As regular readers of BuckeyeFirearms.org are aware, National Instant Criminal Background Check System (NICS) firearms sales checks have seen a steady increase for more than a year. The Ohio media are now catching on to this trend as well, thanks to a Dayton Daily News article published on August 17.

From the article:

The record number of firearm background checks performed by the FBI this year signals that gun sales are on the rise in Ohio, an increase that gun-rights advocates and local store owners attribute largely to political and economic fears.

Meanwhile, even though the number of concealed handgun licenses issued to Miami Valley residents fell in 2010, firearm groups said 2009 was a record year and the popularity of carrying continues to trend upward.

During the first seven months of this year, the FBI conducted 247,847 background checks for firearm purchases at gun sellers in the state, up 17.7 percent from the same period in 2010, 9.2 percent from 2009 and 42.4 percent from 2008, according to the National Instant Criminal Background Check System.

Background checks are one of the best measures of gun sales because federally licensed gun-sellers are required to perform them during a sale. Not all checks lead to purchases, but most do.

Andrew M. Molchan, director of the Professional Gun Retailers Association, told the DDN that gun sales have steadily increased nationwide in the last six years following the U.S. Supreme Court overturning gun bans in major cities, such as Chicago and Washington, D.C., on the grounds they violated the Second Amendment.

Nationally, FBI background checks for gun sales increased to 14.4 million in 2010 from 8.5 million in 2003, according to the FBI reporting system.

But Molchan said gun sales have also significantly increased in recent years because of widespread apprehension about issues including the country’s financial and political turmoil.

"Since late 2007, there has been growing apprehension that's still there," he said. "If it's there, firearm sales go up."

Gun-rights advocates said the election of President Barack Obama alarmed a lot of people because they believe the Democratic party is committed to restricting the rights of gun owners.

"If you look at the statistics on background checks, most of the increase started right around the 2008 election," said Ray, the co-owner of Gunsport in Centerville who declined to provide his last name. "It's due to the political environment and what the government might try to do to take their guns away."

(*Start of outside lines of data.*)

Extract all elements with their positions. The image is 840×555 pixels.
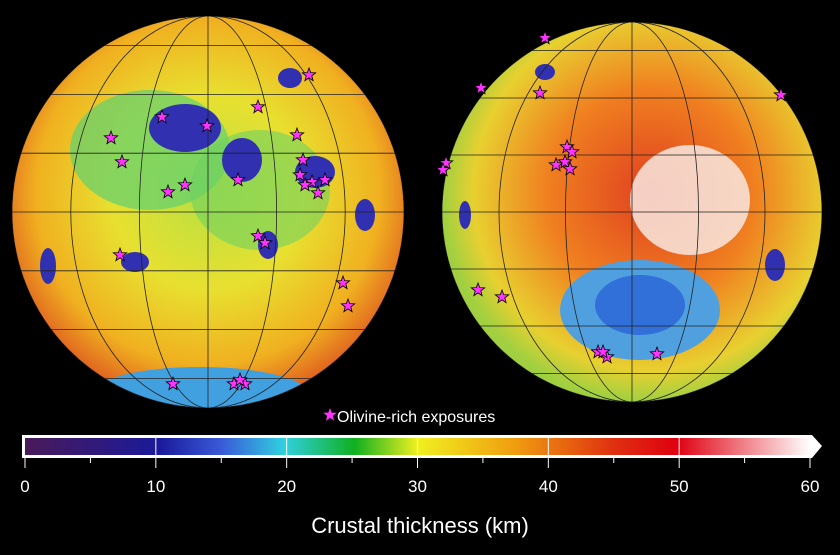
- olivine-star-marker: [112, 246, 128, 262]
- olivine-star-marker: [160, 183, 176, 199]
- olivine-star-marker: [177, 176, 193, 192]
- olivine-star-marker: [773, 86, 789, 102]
- olivine-markers: [103, 29, 789, 391]
- olivine-star-marker: [470, 281, 486, 297]
- olivine-star-marker: [257, 234, 273, 250]
- olivine-star-marker: [250, 98, 266, 114]
- olivine-star-marker: [310, 184, 326, 200]
- colorbar-title: Crustal thickness (km): [311, 513, 529, 538]
- olivine-star-marker: [114, 153, 130, 169]
- colorbar-tick-label: 0: [20, 477, 29, 496]
- olivine-star-marker: [340, 297, 356, 313]
- olivine-star-marker: [473, 79, 489, 95]
- colorbar: 0 10 20 30 40 50 60 Crustal thickness (km): [20, 435, 822, 538]
- olivine-star-marker: [295, 151, 311, 167]
- legend-label: Olivine-rich exposures: [337, 409, 495, 426]
- olivine-star-marker: [532, 84, 548, 100]
- olivine-star-marker: [649, 345, 665, 361]
- colorbar-tick-label: 50: [670, 477, 689, 496]
- olivine-star-marker: [103, 129, 119, 145]
- olivine-star-marker: [250, 227, 266, 243]
- colorbar-tick-label: 20: [277, 477, 296, 496]
- olivine-star-marker: [537, 29, 553, 45]
- olivine-star-marker: [317, 171, 333, 187]
- olivine-star-marker: [304, 173, 320, 189]
- legend: Olivine-rich exposures: [323, 408, 495, 426]
- olivine-star-marker: [564, 143, 580, 159]
- olivine-star-marker: [435, 161, 451, 177]
- colorbar-tick-label: 30: [408, 477, 427, 496]
- olivine-star-marker: [165, 375, 181, 391]
- olivine-star-marker: [335, 274, 351, 290]
- colorbar-tick-label: 10: [146, 477, 165, 496]
- colorbar-tick-label: 60: [801, 477, 820, 496]
- olivine-star-marker: [199, 117, 215, 133]
- olivine-star-marker: [301, 66, 317, 82]
- olivine-star-marker: [230, 171, 246, 187]
- olivine-star-marker: [548, 156, 564, 172]
- olivine-star-marker: [494, 288, 510, 304]
- olivine-star-marker: [292, 166, 308, 182]
- graticule: [12, 16, 822, 408]
- olivine-star-marker: [562, 160, 578, 176]
- olivine-star-marker: [557, 153, 573, 169]
- olivine-star-marker: [232, 371, 248, 387]
- olivine-star-marker: [154, 108, 170, 124]
- olivine-star-marker: [289, 126, 305, 142]
- star-icon: [323, 408, 337, 421]
- olivine-star-marker: [595, 343, 611, 359]
- colorbar-tick-label: 40: [539, 477, 558, 496]
- olivine-star-marker: [438, 154, 454, 170]
- olivine-star-marker: [297, 176, 313, 192]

The Daily News notes that in November 2008, the month Obama won the presidential election, the FBI performed 53,256 background checks for Ohio gun sellers, almost double the number from November 2007. That month set the record for background checks in the state and the nation.

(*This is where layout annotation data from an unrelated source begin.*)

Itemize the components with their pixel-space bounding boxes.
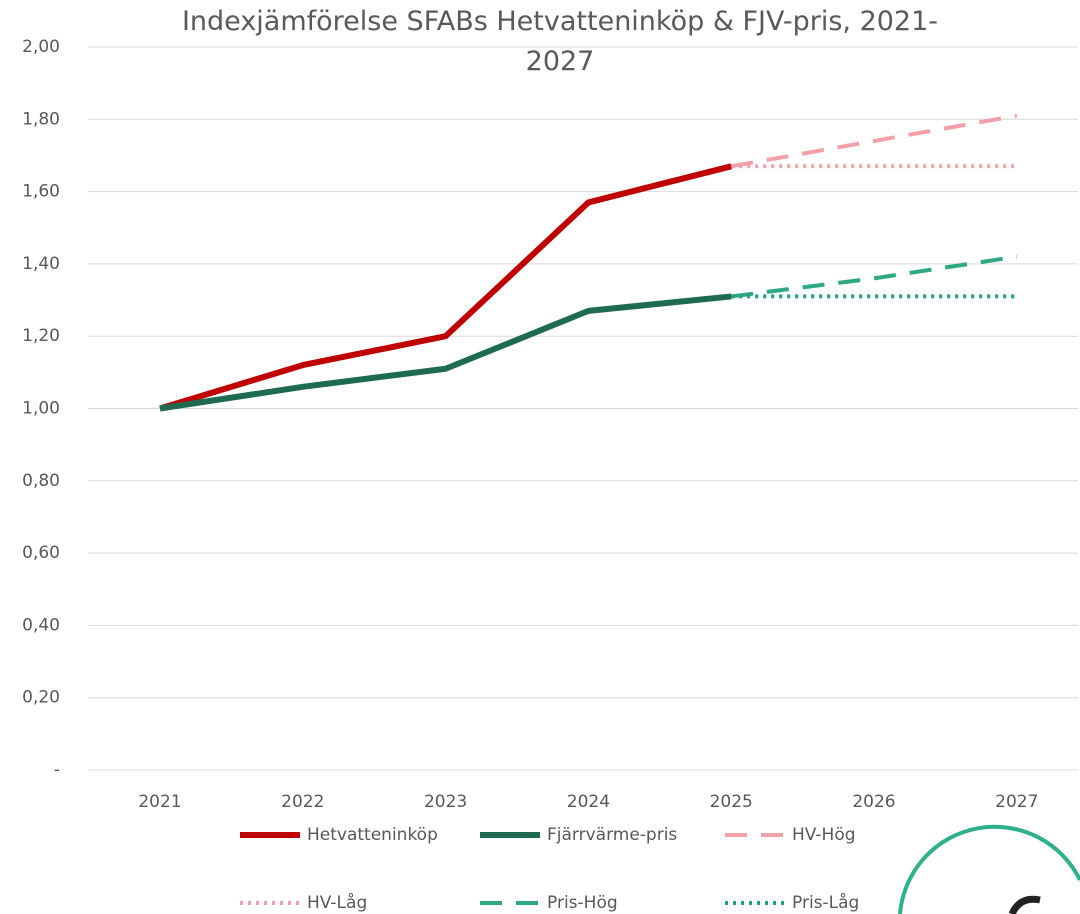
x-tick-label: 2023 [424,792,467,812]
y-tick-label: 1,40 [22,254,60,274]
y-tick-label: 1,80 [22,109,60,129]
legend-label: Pris-Låg [792,892,859,913]
legend-label: HV-Låg [307,892,367,913]
y-tick-label: 0,40 [22,615,60,635]
x-tick-label: 2022 [281,792,324,812]
legend-label: HV-Hög [792,825,856,845]
y-tick-label: 1,20 [22,326,60,346]
x-tick-label: 2027 [995,792,1038,812]
x-tick-label: 2021 [138,792,181,812]
y-tick-label: - [54,760,60,780]
y-tick-label: 0,20 [22,688,60,708]
x-tick-label: 2024 [567,792,610,812]
y-tick-label: 2,00 [22,37,60,57]
series-line [159,163,732,412]
series-line [159,293,732,412]
logo-arc [898,824,1080,914]
y-tick-label: 1,00 [22,399,60,419]
series-line [730,113,1018,169]
y-tick-label: 1,60 [22,182,60,202]
series-line [730,254,1018,299]
legend-label: Fjärrvärme-pris [547,825,677,845]
x-tick-label: 2026 [852,792,895,812]
y-tick-label: 0,80 [22,471,60,491]
x-tick-label: 2025 [710,792,753,812]
chart-title: Indexjämförelse SFABs Hetvatteninköp & F… [181,6,939,77]
legend-label: Hetvatteninköp [307,825,438,845]
y-tick-label: 0,60 [22,543,60,563]
logo-glyph [1008,895,1041,914]
legend-label: Pris-Hög [547,893,618,913]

Jim Irvine, chairman of the Buckeye Firearms Association, said Obama's hostility toward gun rights has helped boost sales, but the country's economic troubles also have many people worried that violence similar to the riots in England could erupt stateside.

"Unemployment is very high, underemployment is very high, job stagnation and salaries are issues, and you look around the world — Greece, Italy and England for the last couple of weeks — there is always turmoil going on, and there is a growing feeling that we are going to have civil unrest in this country," Irvine said. "People want to be prepared."

The Ohio News Network is also covering the report:

"Whenever the political climate and the economic climate become concerning to individuals, generally that's going to up your firearms sales and your ammunition sales," said Linda Walker with the Buckeye Fireams Association.

Walker said that she's been packing heat since Ohio's concealed carry law went into effect in 2004.

"We have several guns because you can never have enough," Walker said.

Walker said that it's her constitutional right and if things go awry in our country and gun rights are restricted, ammunition will be worth its weight in gold.

However, the Ohio Coalition Against Gun Violence is firing back. They said that some people are encouraging civil unrest and encouraging people to buy and carry firearms.

"I think it is a mistake to talk about guns and their popularity without talk about the people that lost their lives to gun violence," said Executive Director Toby Hoover.
Walker said that working as a realtor with high unemployment and hard times, she feels safer being armed when she encounters the unknown every day.

"I can't carry a policeman around with me and my husband can't be with me all of the time to protect me," Walker said. "So it's up to me to be prepared if and when I become a victim."

The Associated Press has also picked up on this report, which will subsequently appear in dozens of news outlets across the Buckeye State and beyond.

Chad D. Baus is the Buckeye Firearms Association Vice Chairman.